The following script cluster_xfer.py accepts arguments as described in the help and calls linux scp via a loop:

https://github.com/essans/RasPi/blob/master/Clusters/cluster_xfer_serial.py

But first create the required directories on each node:

./cluster_config.py -p -c 'mkdir code'
./cluster_config.py -p -c 'cd code && sudo mkdir python'

./cluster_config.py -p -c 'sudo chmod -R 0777 code'   #full permissions

Then copy the file across to each node, and then append the node file information to the /etc/hosts file:

./cluster_xfer_serial.py -p -f nodes -d '/home/pi/python'  #copy "node" file to all nodes

cat nodes | sudo tee -a /etc/hosts  #update /etc/hosts file on master node

./cluster_config.py -p -c 'cd code/python && cat nodes | sudo tee -a /etc/hosts' #same on workers

Then reboot everything

Now each node has the information required to reach other nodes. From any node (eg master) you can now ssh into another node (eg 2) with ssh pi@node2.


3.2.8. Create/copy ssh-keys

To simplify ssh access to the worker nodes from the master create public and private keys, and then copy the private keys to each worker.

cd ~/.ssh

ssh-keygen -t ed25519

When prompted leave the passphrase blank and set the name to id_cluster1

ssh-copy-id pi@node1
ssh-copy-id pi@node2
ssh-copy-id pi@node3
ssh-copy-id pi@node4
ssh-copy-id pi@node5

cat id_cluster1.pub >> authorized_keys    # needed if hdfs installed later

Now ssh into each node using the password and update various configurations by opening:

sudo nano /etc/ssh/sshd_config

Uncomment/enable PubkeyAuthentication yes and enable PasswordAuthentication no and then reboot the node. The above operations can either be done one at a time or programmatically as shown earlier.

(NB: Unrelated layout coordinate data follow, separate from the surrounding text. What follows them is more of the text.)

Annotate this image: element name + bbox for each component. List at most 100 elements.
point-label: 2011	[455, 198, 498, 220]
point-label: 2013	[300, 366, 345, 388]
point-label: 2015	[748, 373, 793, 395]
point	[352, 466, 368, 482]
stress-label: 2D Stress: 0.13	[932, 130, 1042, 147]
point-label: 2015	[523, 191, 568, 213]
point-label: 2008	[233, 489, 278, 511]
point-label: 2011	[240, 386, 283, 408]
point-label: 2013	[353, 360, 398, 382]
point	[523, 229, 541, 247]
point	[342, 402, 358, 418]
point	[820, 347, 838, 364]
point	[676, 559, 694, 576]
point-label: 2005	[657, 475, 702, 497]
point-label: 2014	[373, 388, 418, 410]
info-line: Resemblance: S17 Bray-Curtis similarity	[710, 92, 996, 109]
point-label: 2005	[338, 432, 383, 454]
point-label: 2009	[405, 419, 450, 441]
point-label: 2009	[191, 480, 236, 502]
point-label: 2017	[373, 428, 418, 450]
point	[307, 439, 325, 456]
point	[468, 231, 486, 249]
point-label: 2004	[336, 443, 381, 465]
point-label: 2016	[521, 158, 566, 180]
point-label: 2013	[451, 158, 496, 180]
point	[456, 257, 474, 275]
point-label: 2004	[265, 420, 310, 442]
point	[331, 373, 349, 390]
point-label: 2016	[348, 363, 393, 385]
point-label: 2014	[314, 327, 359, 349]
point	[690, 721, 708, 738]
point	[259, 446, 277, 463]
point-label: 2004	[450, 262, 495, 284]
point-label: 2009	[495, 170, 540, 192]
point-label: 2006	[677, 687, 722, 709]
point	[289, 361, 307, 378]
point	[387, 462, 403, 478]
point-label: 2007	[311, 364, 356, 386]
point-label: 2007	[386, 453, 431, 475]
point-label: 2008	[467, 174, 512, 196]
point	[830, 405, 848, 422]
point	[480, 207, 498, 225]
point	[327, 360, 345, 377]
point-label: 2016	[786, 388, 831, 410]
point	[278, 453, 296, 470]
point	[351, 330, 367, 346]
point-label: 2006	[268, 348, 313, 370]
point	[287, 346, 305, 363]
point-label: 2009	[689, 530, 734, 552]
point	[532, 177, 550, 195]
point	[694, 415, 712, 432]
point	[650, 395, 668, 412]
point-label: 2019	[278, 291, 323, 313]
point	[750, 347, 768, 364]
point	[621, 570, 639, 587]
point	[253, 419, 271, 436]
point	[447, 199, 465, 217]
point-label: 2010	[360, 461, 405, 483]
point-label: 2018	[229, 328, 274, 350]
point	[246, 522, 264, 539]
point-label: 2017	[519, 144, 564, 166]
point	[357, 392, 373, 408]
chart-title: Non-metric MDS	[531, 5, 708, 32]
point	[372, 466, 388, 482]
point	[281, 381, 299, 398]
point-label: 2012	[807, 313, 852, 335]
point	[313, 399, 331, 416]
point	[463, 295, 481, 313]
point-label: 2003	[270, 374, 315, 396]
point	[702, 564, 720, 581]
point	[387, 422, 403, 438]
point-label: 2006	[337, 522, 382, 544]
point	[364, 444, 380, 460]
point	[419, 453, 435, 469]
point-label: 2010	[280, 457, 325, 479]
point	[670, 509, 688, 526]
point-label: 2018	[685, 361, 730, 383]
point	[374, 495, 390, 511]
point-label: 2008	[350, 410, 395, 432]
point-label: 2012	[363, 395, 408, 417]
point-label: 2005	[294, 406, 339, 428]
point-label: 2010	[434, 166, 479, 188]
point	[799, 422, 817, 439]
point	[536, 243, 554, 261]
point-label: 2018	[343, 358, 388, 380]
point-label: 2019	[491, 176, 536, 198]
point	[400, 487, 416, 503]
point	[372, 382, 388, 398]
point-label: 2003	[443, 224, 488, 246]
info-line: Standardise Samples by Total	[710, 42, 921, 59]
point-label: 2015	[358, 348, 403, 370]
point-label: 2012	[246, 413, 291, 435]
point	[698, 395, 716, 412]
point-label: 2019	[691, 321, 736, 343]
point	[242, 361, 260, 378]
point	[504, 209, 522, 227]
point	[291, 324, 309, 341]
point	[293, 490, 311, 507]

The usual way to ssh into each node (eg node1) would be to ssh -i ~/.ssh/id_cluster1 pi@node1. To simplify the process create a config file in the ~/.ssh folder with the following entries and then save:

Host localhost
     User pi
     IdentityFile ~/.ssh/id_cluster1

Host node0
     User pi
     IdentityFile ~/.ssh/id_cluster1

Host node1
     User pi
     IdentityFile ~/.ssh/id_cluster1

Host node2
     User pi
     IdentityFile ~/.ssh/id_cluster1

Host node3
     User pi
     IdentityFile ~/.ssh/id_cluster1

Host node4
     User pi
     IdentityFile ~/.ssh/id_cluster1

Host node5
     User pi
     IdentityFile ~/.ssh/id_cluster1

Now we can ssh into another node (say node1) using a simple ssh node1.